Denn die Aussage der Mutter des 9-jährigen Mädchens ist doch sehr ernüchternd. Sie sagt in ihrer Nachbarschaft macht das jeder, was zeigt, dass sie kein Unrechtsempfinden hat. Dass sie Kronzeugin werden will, widerspricht dem nicht, sondern bestätigt es sogar: sie ist nur an ihrer eigenen Freiheit interessiert, von Reue keine Spur. Da ist eine Diskussion zu spät, weshalb dann auch seit Jahren keine Ergebnisse erzielt werden.

Da steht zu befürchten, dass noch viel Leid den Kindern zugefügt wird, bis die verbesserten Bildungsmaßnahmen ihre Wirkung zeigen. Allerdings steht zu befürchten, dass sobald die Bildungsmaßnahme greifen, dann nur eine Verlagerung in ein anderes Land vollzogen wird …

Auswandern - Den Kulturschock überwinden

Stephan

http://www.PhilStep.de
 
Mit PhilStep auf die Philippinen: Meer, Strand, Vulkane, Reisterassen, historische Städte und vieles mehr!

 

Kann man, darf man zu diesem Thema überhaupt eine differenzierte Meinung haben? Bei Kindern hört der ‚Spass‘ eigentlich immer und zu Recht auf. Trotzdem versuche ich es mal mit einem unmoralischen Denkansatz, der ja auch in der Fragestellung schon herauszuhören ist.

Der einfache und bekannte Ansatz ist, sich wieder auf die Verbraucher zu stürzen: Die Perversen, die Sextouristen, die Notgeilen, also im Zweifelsfall sowieso alle Männer. Ich habe mich nach vielen Jahren im aussereuropäischen Ausland zwar nicht komplett von den sogenannten abendländischen Werten (zu denen ja auch Rotlichtviertel, Pornoshops und Swingerclubs gehören…) verabschiedet, aber ich habe zum Beispiel die asiatische Realität kennengelernt. Und dort war Prostitution schon immer, auch lange bevor der weiße Mann kam, aus kulturellen und wirtschaftlichen Gründen ein Teil des Lebens, bis in die tiefste Provinz hinein. Das muss man wissen und verstehen, die meisten Moralapostel aus Europa denken aber, der weiße Mann hat erst die Perversion gebracht. Quatsch!

Und damit kommen wir wieder zum Punkt: Die Hemmschwelle, mit Prostitution das tägliche Brot zu verdienen, ist niedriger als wir uns vorstellen können.
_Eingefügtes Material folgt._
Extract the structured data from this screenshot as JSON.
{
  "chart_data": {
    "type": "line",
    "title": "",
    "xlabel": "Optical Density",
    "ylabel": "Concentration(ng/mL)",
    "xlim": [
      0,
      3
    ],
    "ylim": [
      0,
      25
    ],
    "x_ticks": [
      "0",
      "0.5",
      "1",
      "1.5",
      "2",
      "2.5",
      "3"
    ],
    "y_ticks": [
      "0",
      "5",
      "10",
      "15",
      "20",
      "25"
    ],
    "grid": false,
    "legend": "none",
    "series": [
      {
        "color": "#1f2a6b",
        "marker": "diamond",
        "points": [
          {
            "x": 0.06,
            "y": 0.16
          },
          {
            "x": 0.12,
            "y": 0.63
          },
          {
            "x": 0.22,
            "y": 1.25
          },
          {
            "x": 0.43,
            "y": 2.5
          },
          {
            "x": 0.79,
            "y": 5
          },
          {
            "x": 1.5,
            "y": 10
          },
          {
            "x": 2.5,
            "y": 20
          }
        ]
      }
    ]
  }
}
Vor allem in einem Land wie den Philippinen, wo es zwei Seiten des Lebens gibt: Das öffentliche und das versteckte! Die Mischung aus ‚Gesicht wahren‘, Katholizismus und amerikanischer Show abziehen, ist die eine Seite. Im Versteckten die ökonomischen Probleme praktisch, mit allen Mitteln und ohne Rücksicht auf Werte lösen, die andere Seite.

Wozu dies führt: Erst die Kinder vor der Kamera ausziehen und zur Schau stellen, dann später in die Kirche wackeln. Normales Leben vorgaukeln, aber mit allen Mitteln Geld reinholen.

Ändern wird sich nur etwas wenn:
1. Mehr Menschen ihr tägliches Brot in diesem Land normal verdienen können.
2. Werte nicht als bloße Schau, sondern aus Überzeugung gelebt werden.

Zum Schluss: Auch Angebot schafft Nachfrage, so erschließen Drogendealer zum Beispiel neue Märkte.
Deshalb: Verfolgt die Nutzer und Verkäufer, aber fragt sehr genau, warum es Anbieter gibt!